А в палитре цветов преобладали оттенки коричневого. В хонтологических интерьерах, как частных, так и общественного пользования, в то время господствовали, мягко говоря, цвета́ земли, иначе говоря – палитра гнилости и разложения: темная и светлая охра, жженая сиена, так называемый желто-горчичный и буро-бежевый. Коричневые портьеры, коричневый паркет, деревянная обшивка, выкрашенная рыжей краской, протершаяся обивка, поблескивающие желтые стены лестничных клеток в интерьерах школ и учреждений (кроме тех, что красили светло-зеленым; спустя годы дух светло-зеленых стен вызовет Моника Сосновская в своих инсталляциях – «современных руинах»).
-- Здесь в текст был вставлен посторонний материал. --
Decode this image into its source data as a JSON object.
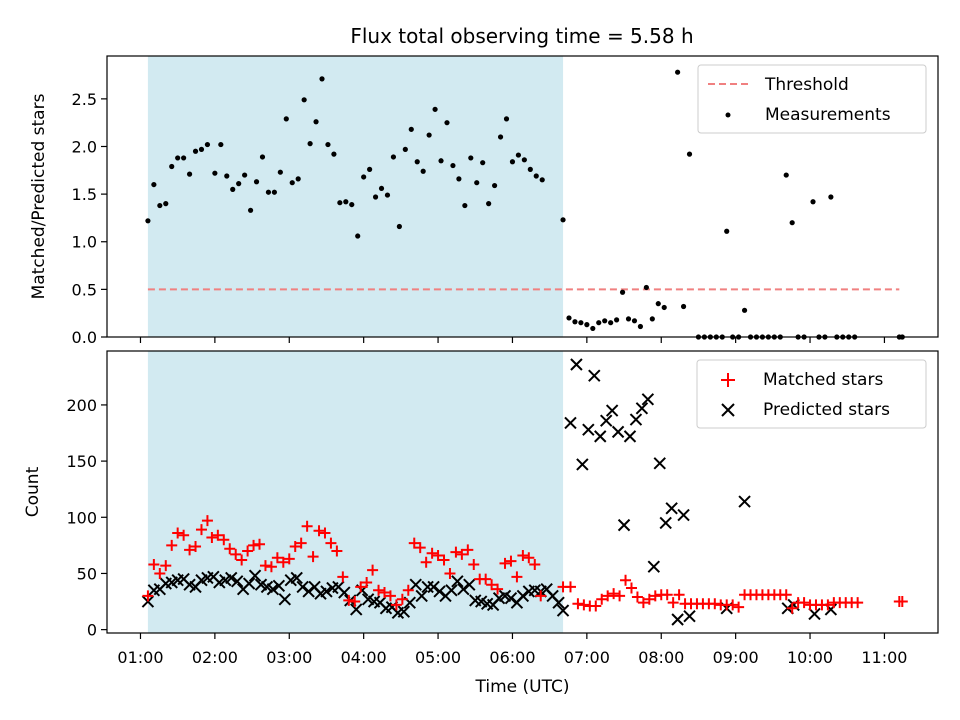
{
  "chart_data": {
    "type": "scatter",
    "title": "Flux total observing time = 5.58 h",
    "xlabel": "Time (UTC)",
    "x_units": "hours UTC",
    "xlim": [
      0.55,
      11.72
    ],
    "xticks": [
      {
        "value": 1,
        "label": "01:00"
      },
      {
        "value": 2,
        "label": "02:00"
      },
      {
        "value": 3,
        "label": "03:00"
      },
      {
        "value": 4,
        "label": "04:00"
      },
      {
        "value": 5,
        "label": "05:00"
      },
      {
        "value": 6,
        "label": "06:00"
      },
      {
        "value": 7,
        "label": "07:00"
      },
      {
        "value": 8,
        "label": "08:00"
      },
      {
        "value": 9,
        "label": "09:00"
      },
      {
        "value": 10,
        "label": "10:00"
      },
      {
        "value": 11,
        "label": "11:00"
      }
    ],
    "shaded_interval": {
      "start": 1.1,
      "end": 6.68,
      "color": "#add8e6"
    },
    "top": {
      "ylabel": "Matched/Predicted stars",
      "ylim": [
        0,
        2.95
      ],
      "yticks": [
        {
          "value": 0,
          "label": "0.0"
        },
        {
          "value": 0.5,
          "label": "0.5"
        },
        {
          "value": 1,
          "label": "1.0"
        },
        {
          "value": 1.5,
          "label": "1.5"
        },
        {
          "value": 2,
          "label": "2.0"
        },
        {
          "value": 2.5,
          "label": "2.5"
        }
      ],
      "legend": [
        {
          "key": "threshold",
          "label": "Threshold",
          "color": "#f08080"
        },
        {
          "key": "measurements",
          "label": "Measurements",
          "color": "#000000"
        }
      ],
      "threshold": {
        "value": 0.5,
        "x_range": [
          1.1,
          11.2
        ]
      },
      "measurements": [
        [
          1.1,
          1.22
        ],
        [
          1.18,
          1.6
        ],
        [
          1.26,
          1.38
        ],
        [
          1.34,
          1.4
        ],
        [
          1.42,
          1.79
        ],
        [
          1.5,
          1.88
        ],
        [
          1.58,
          1.88
        ],
        [
          1.66,
          1.71
        ],
        [
          1.74,
          1.95
        ],
        [
          1.82,
          1.97
        ],
        [
          1.9,
          2.02
        ],
        [
          2.0,
          1.72
        ],
        [
          2.08,
          2.02
        ],
        [
          2.16,
          1.69
        ],
        [
          2.24,
          1.55
        ],
        [
          2.32,
          1.61
        ],
        [
          2.4,
          1.7
        ],
        [
          2.48,
          1.33
        ],
        [
          2.56,
          1.63
        ],
        [
          2.64,
          1.89
        ],
        [
          2.72,
          1.52
        ],
        [
          2.8,
          1.52
        ],
        [
          2.88,
          1.73
        ],
        [
          2.96,
          2.29
        ],
        [
          3.04,
          1.62
        ],
        [
          3.12,
          1.66
        ],
        [
          3.2,
          2.49
        ],
        [
          3.28,
          2.03
        ],
        [
          3.36,
          2.26
        ],
        [
          3.44,
          2.71
        ],
        [
          3.52,
          2.02
        ],
        [
          3.6,
          1.92
        ],
        [
          3.68,
          1.41
        ],
        [
          3.76,
          1.42
        ],
        [
          3.84,
          1.39
        ],
        [
          3.92,
          1.06
        ],
        [
          4.0,
          1.68
        ],
        [
          4.08,
          1.76
        ],
        [
          4.16,
          1.47
        ],
        [
          4.24,
          1.56
        ],
        [
          4.32,
          1.49
        ],
        [
          4.4,
          1.89
        ],
        [
          4.48,
          1.16
        ],
        [
          4.56,
          1.97
        ],
        [
          4.64,
          2.18
        ],
        [
          4.72,
          1.84
        ],
        [
          4.8,
          1.74
        ],
        [
          4.88,
          2.12
        ],
        [
          4.96,
          2.39
        ],
        [
          5.04,
          1.85
        ],
        [
          5.12,
          2.25
        ],
        [
          5.2,
          1.8
        ],
        [
          5.28,
          1.66
        ],
        [
          5.36,
          1.38
        ],
        [
          5.44,
          1.88
        ],
        [
          5.52,
          1.62
        ],
        [
          5.6,
          1.83
        ],
        [
          5.68,
          1.4
        ],
        [
          5.76,
          1.59
        ],
        [
          5.84,
          2.1
        ],
        [
          5.92,
          2.29
        ],
        [
          6.0,
          1.84
        ],
        [
          6.08,
          1.91
        ],
        [
          6.16,
          1.86
        ],
        [
          6.24,
          1.76
        ],
        [
          6.32,
          1.69
        ],
        [
          6.4,
          1.65
        ],
        [
          6.68,
          1.23
        ],
        [
          6.76,
          0.2
        ],
        [
          6.84,
          0.16
        ],
        [
          6.92,
          0.15
        ],
        [
          7.0,
          0.13
        ],
        [
          7.08,
          0.09
        ],
        [
          7.16,
          0.15
        ],
        [
          7.24,
          0.17
        ],
        [
          7.32,
          0.15
        ],
        [
          7.4,
          0.18
        ],
        [
          7.48,
          0.47
        ],
        [
          7.56,
          0.19
        ],
        [
          7.64,
          0.17
        ],
        [
          7.72,
          0.11
        ],
        [
          7.8,
          0.52
        ],
        [
          7.88,
          0.19
        ],
        [
          7.96,
          0.35
        ],
        [
          8.04,
          0.31
        ],
        [
          8.22,
          2.78
        ],
        [
          8.3,
          0.32
        ],
        [
          8.38,
          1.92
        ],
        [
          8.5,
          0.0
        ],
        [
          8.58,
          0.0
        ],
        [
          8.66,
          0.0
        ],
        [
          8.74,
          0.0
        ],
        [
          8.82,
          0.0
        ],
        [
          8.88,
          1.11
        ],
        [
          8.96,
          0.0
        ],
        [
          9.04,
          0.0
        ],
        [
          9.12,
          0.28
        ],
        [
          9.2,
          0.0
        ],
        [
          9.28,
          0.0
        ],
        [
          9.36,
          0.0
        ],
        [
          9.44,
          0.0
        ],
        [
          9.52,
          0.0
        ],
        [
          9.6,
          0.0
        ],
        [
          9.68,
          1.7
        ],
        [
          9.76,
          1.2
        ],
        [
          9.84,
          0.0
        ],
        [
          9.92,
          0.0
        ],
        [
          10.04,
          1.42
        ],
        [
          10.12,
          0.0
        ],
        [
          10.2,
          0.0
        ],
        [
          10.28,
          1.47
        ],
        [
          10.36,
          0.0
        ],
        [
          10.44,
          0.0
        ],
        [
          10.52,
          0.0
        ],
        [
          10.6,
          0.0
        ],
        [
          11.2,
          0.0
        ],
        [
          11.24,
          0.0
        ]
      ]
    },
    "bottom": {
      "ylabel": "Count",
      "ylim": [
        -3,
        248
      ],
      "yticks": [
        {
          "value": 0,
          "label": "0"
        },
        {
          "value": 50,
          "label": "50"
        },
        {
          "value": 100,
          "label": "100"
        },
        {
          "value": 150,
          "label": "150"
        },
        {
          "value": 200,
          "label": "200"
        }
      ],
      "legend": [
        {
          "key": "matched",
          "label": "Matched stars",
          "color": "#ff0000",
          "marker": "+"
        },
        {
          "key": "predicted",
          "label": "Predicted stars",
          "color": "#000000",
          "marker": "x"
        }
      ],
      "matched": [
        [
          1.1,
          30
        ],
        [
          1.18,
          58
        ],
        [
          1.26,
          50
        ],
        [
          1.34,
          57
        ],
        [
          1.42,
          75
        ],
        [
          1.5,
          86
        ],
        [
          1.58,
          84
        ],
        [
          1.66,
          71
        ],
        [
          1.74,
          74
        ],
        [
          1.82,
          89
        ],
        [
          1.9,
          97
        ],
        [
          1.96,
          82
        ],
        [
          2.04,
          84
        ],
        [
          2.12,
          80
        ],
        [
          2.2,
          72
        ],
        [
          2.28,
          67
        ],
        [
          2.36,
          62
        ],
        [
          2.44,
          70
        ],
        [
          2.52,
          75
        ],
        [
          2.6,
          76
        ],
        [
          2.68,
          57
        ],
        [
          2.76,
          56
        ],
        [
          2.84,
          64
        ],
        [
          2.92,
          60
        ],
        [
          3.0,
          63
        ],
        [
          3.08,
          74
        ],
        [
          3.16,
          77
        ],
        [
          3.24,
          92
        ],
        [
          3.32,
          65
        ],
        [
          3.4,
          88
        ],
        [
          3.48,
          86
        ],
        [
          3.56,
          77
        ],
        [
          3.64,
          70
        ],
        [
          3.72,
          47
        ],
        [
          3.8,
          26
        ],
        [
          3.88,
          25
        ],
        [
          3.96,
          38
        ],
        [
          4.04,
          42
        ],
        [
          4.12,
          53
        ],
        [
          4.2,
          35
        ],
        [
          4.28,
          33
        ],
        [
          4.36,
          30
        ],
        [
          4.44,
          22
        ],
        [
          4.52,
          27
        ],
        [
          4.6,
          35
        ],
        [
          4.68,
          77
        ],
        [
          4.76,
          73
        ],
        [
          4.84,
          60
        ],
        [
          4.92,
          68
        ],
        [
          5.0,
          66
        ],
        [
          5.08,
          62
        ],
        [
          5.16,
          50
        ],
        [
          5.24,
          69
        ],
        [
          5.32,
          67
        ],
        [
          5.4,
          71
        ],
        [
          5.48,
          58
        ],
        [
          5.56,
          45
        ],
        [
          5.64,
          45
        ],
        [
          5.72,
          40
        ],
        [
          5.8,
          36
        ],
        [
          5.9,
          59
        ],
        [
          5.98,
          61
        ],
        [
          6.06,
          47
        ],
        [
          6.14,
          66
        ],
        [
          6.22,
          64
        ],
        [
          6.3,
          58
        ],
        [
          6.38,
          30
        ],
        [
          6.68,
          38
        ],
        [
          6.78,
          38
        ],
        [
          6.88,
          23
        ],
        [
          6.96,
          22
        ],
        [
          7.04,
          21
        ],
        [
          7.12,
          21
        ],
        [
          7.2,
          27
        ],
        [
          7.28,
          30
        ],
        [
          7.36,
          32
        ],
        [
          7.44,
          30
        ],
        [
          7.52,
          44
        ],
        [
          7.6,
          37
        ],
        [
          7.68,
          29
        ],
        [
          7.76,
          24
        ],
        [
          7.84,
          27
        ],
        [
          7.92,
          30
        ],
        [
          8.0,
          31
        ],
        [
          8.08,
          31
        ],
        [
          8.16,
          24
        ],
        [
          8.24,
          31
        ],
        [
          8.32,
          23
        ],
        [
          8.4,
          23
        ],
        [
          8.48,
          23
        ],
        [
          8.56,
          23
        ],
        [
          8.64,
          23
        ],
        [
          8.72,
          23
        ],
        [
          8.8,
          22
        ],
        [
          8.88,
          22
        ],
        [
          8.96,
          22
        ],
        [
          9.04,
          20
        ],
        [
          9.12,
          31
        ],
        [
          9.2,
          31
        ],
        [
          9.28,
          31
        ],
        [
          9.36,
          31
        ],
        [
          9.44,
          31
        ],
        [
          9.52,
          31
        ],
        [
          9.6,
          31
        ],
        [
          9.68,
          31
        ],
        [
          9.76,
          19
        ],
        [
          9.84,
          24
        ],
        [
          9.92,
          24
        ],
        [
          10.0,
          22
        ],
        [
          10.08,
          22
        ],
        [
          10.16,
          22
        ],
        [
          10.24,
          22
        ],
        [
          10.32,
          24
        ],
        [
          10.4,
          24
        ],
        [
          10.48,
          24
        ],
        [
          10.56,
          24
        ],
        [
          10.64,
          24
        ],
        [
          11.2,
          25
        ],
        [
          11.24,
          25
        ]
      ],
      "predicted": [
        [
          1.1,
          25
        ],
        [
          1.18,
          35
        ],
        [
          1.26,
          36
        ],
        [
          1.34,
          41
        ],
        [
          1.42,
          42
        ],
        [
          1.5,
          44
        ],
        [
          1.58,
          45
        ],
        [
          1.66,
          40
        ],
        [
          1.74,
          38
        ],
        [
          1.82,
          44
        ],
        [
          1.9,
          46
        ],
        [
          1.98,
          47
        ],
        [
          2.06,
          42
        ],
        [
          2.14,
          44
        ],
        [
          2.22,
          46
        ],
        [
          2.3,
          43
        ],
        [
          2.38,
          36
        ],
        [
          2.46,
          41
        ],
        [
          2.54,
          48
        ],
        [
          2.62,
          40
        ],
        [
          2.7,
          38
        ],
        [
          2.78,
          36
        ],
        [
          2.86,
          39
        ],
        [
          2.94,
          27
        ],
        [
          3.02,
          44
        ],
        [
          3.1,
          46
        ],
        [
          3.18,
          38
        ],
        [
          3.26,
          34
        ],
        [
          3.34,
          38
        ],
        [
          3.42,
          32
        ],
        [
          3.5,
          34
        ],
        [
          3.58,
          37
        ],
        [
          3.66,
          38
        ],
        [
          3.74,
          33
        ],
        [
          3.82,
          26
        ],
        [
          3.9,
          18
        ],
        [
          3.98,
          35
        ],
        [
          4.06,
          27
        ],
        [
          4.14,
          25
        ],
        [
          4.22,
          24
        ],
        [
          4.3,
          19
        ],
        [
          4.38,
          20
        ],
        [
          4.46,
          15
        ],
        [
          4.54,
          16
        ],
        [
          4.62,
          24
        ],
        [
          4.7,
          40
        ],
        [
          4.78,
          30
        ],
        [
          4.86,
          38
        ],
        [
          4.94,
          38
        ],
        [
          5.02,
          34
        ],
        [
          5.1,
          30
        ],
        [
          5.18,
          35
        ],
        [
          5.26,
          43
        ],
        [
          5.34,
          36
        ],
        [
          5.42,
          40
        ],
        [
          5.5,
          26
        ],
        [
          5.58,
          25
        ],
        [
          5.66,
          23
        ],
        [
          5.74,
          22
        ],
        [
          5.82,
          28
        ],
        [
          5.9,
          30
        ],
        [
          5.98,
          28
        ],
        [
          6.06,
          24
        ],
        [
          6.14,
          30
        ],
        [
          6.22,
          34
        ],
        [
          6.3,
          35
        ],
        [
          6.38,
          34
        ],
        [
          6.46,
          36
        ],
        [
          6.54,
          30
        ],
        [
          6.62,
          24
        ],
        [
          6.68,
          17
        ],
        [
          6.78,
          184
        ],
        [
          6.86,
          236
        ],
        [
          6.94,
          147
        ],
        [
          7.02,
          178
        ],
        [
          7.1,
          226
        ],
        [
          7.18,
          172
        ],
        [
          7.26,
          186
        ],
        [
          7.34,
          195
        ],
        [
          7.42,
          176
        ],
        [
          7.5,
          93
        ],
        [
          7.58,
          172
        ],
        [
          7.66,
          187
        ],
        [
          7.74,
          197
        ],
        [
          7.82,
          205
        ],
        [
          7.9,
          56
        ],
        [
          7.98,
          148
        ],
        [
          8.06,
          95
        ],
        [
          8.14,
          108
        ],
        [
          8.22,
          9
        ],
        [
          8.3,
          102
        ],
        [
          8.38,
          12
        ],
        [
          8.88,
          19
        ],
        [
          9.12,
          114
        ],
        [
          9.7,
          19
        ],
        [
          9.78,
          22
        ],
        [
          10.06,
          14
        ],
        [
          10.28,
          18
        ]
      ]
    }
  }
}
Французский историк Мишель Пастуро, автор нескольких книг по истории цвета, пишет о том, как цвет в сочетании с сильной эмоцией формирует воспоминания, как память возникает из синестетических впечатлений. Его детство в шестидесятых годах, кроме того, что носит явный оттенок парижского снобизма, окрашено голубым (как и его элегантный свитер), а также «миттерановским бежевым», «немодным в момент появления» и отвратительным для автора. Когда Пастуро посещает страны бывшего Восточного блока, ему бросается в глаза цвет, «неприятный для глаз и калечащий душу, самый скверный из всех возможных, вдобавок было в нем что-то грубое, нецивилизованное, как будто он вел начало от самых неотесанных форм социальной жизни, нечто вроде Urfarbe[5]». Интересно, речь идет о каком-то из гнилостных оттенков неустановленного названия? Я посоветовалась с читателями на сайте «Хонтологии». Что они помнят? «Оранжевый, такой теплый, грязноватый оттенок»; «такой не то желтый, не то бежевый цвет масляной краски на стенах»; «серо-голубой, коричневый, неяркий, с крупным зерном»; «грязно-коричневая обивка старого дивана-кровати»; «цвет детской неожиданности и светло-зеленый, лучше всего вместе».
– Всюду было очень коричнево, – соглашается Феликс Ормерод, когда я спрашиваю о цвете его воспоминаний о первой поездке в Польшу. Феликс – любитель железнодорожного и городского транспорта, путешественник, велосипедист, тщательно документирующий все свои поездки. Фотографии его первых путешествий по Польше в 1989 и 1990 годах отличаются знакомым золотистым оттенком, который стирает со всех городских пейзажей следы кризиса. Познань выглядит как город, присыпанный волшебной пыльцой. Хелмно – это город залитых солнцем роскошных бульваров, а красивее всех Грудзёндз. Феликс фотографировал «ненужные вещи», обыденные, которых мне не хватает на снимках польских фотографов этого времени: обычные магазины, станции, улицы, скверы. Удивительно, как много моих собеседников приезжало из других стран. Возможно, полякам пейзаж казался настолько отталкивающим и настолько разлагающимся, что они предпочитали выждать, пока он преобразится во что-нибудь более красочное и домытое. Польских документалистов тогда занимали срочные текущие дела, политические дебаты и протесты или новые, незнакомые социальные проблемы – бездомные на улицах, разорившиеся предприятия. Это не могло ждать. Достопримечательности обычной улицы с ее нереальностью, лиминальностью и анархией, кажется, острее всех видел Тадеуш Рольке, к тому времени уже много лет работавший корреспондентом «Штерна» и немецкого «Арт», он фотографировал киоски с мясом, настоящий чудовищный потлач – тротуары фешенебельных кварталов, украшенные разделанными свиными тушами («С гигиеной у меня все в порядке, а бактерии я прогоняю прутиком», – развеивает сомнения клиентки селянин, который в центре Варшавы разложил: пластиковую пленку, поверх нее солому, а на ней колбасу, как записал в своих заметках времен трансформации Мариуш Щигель).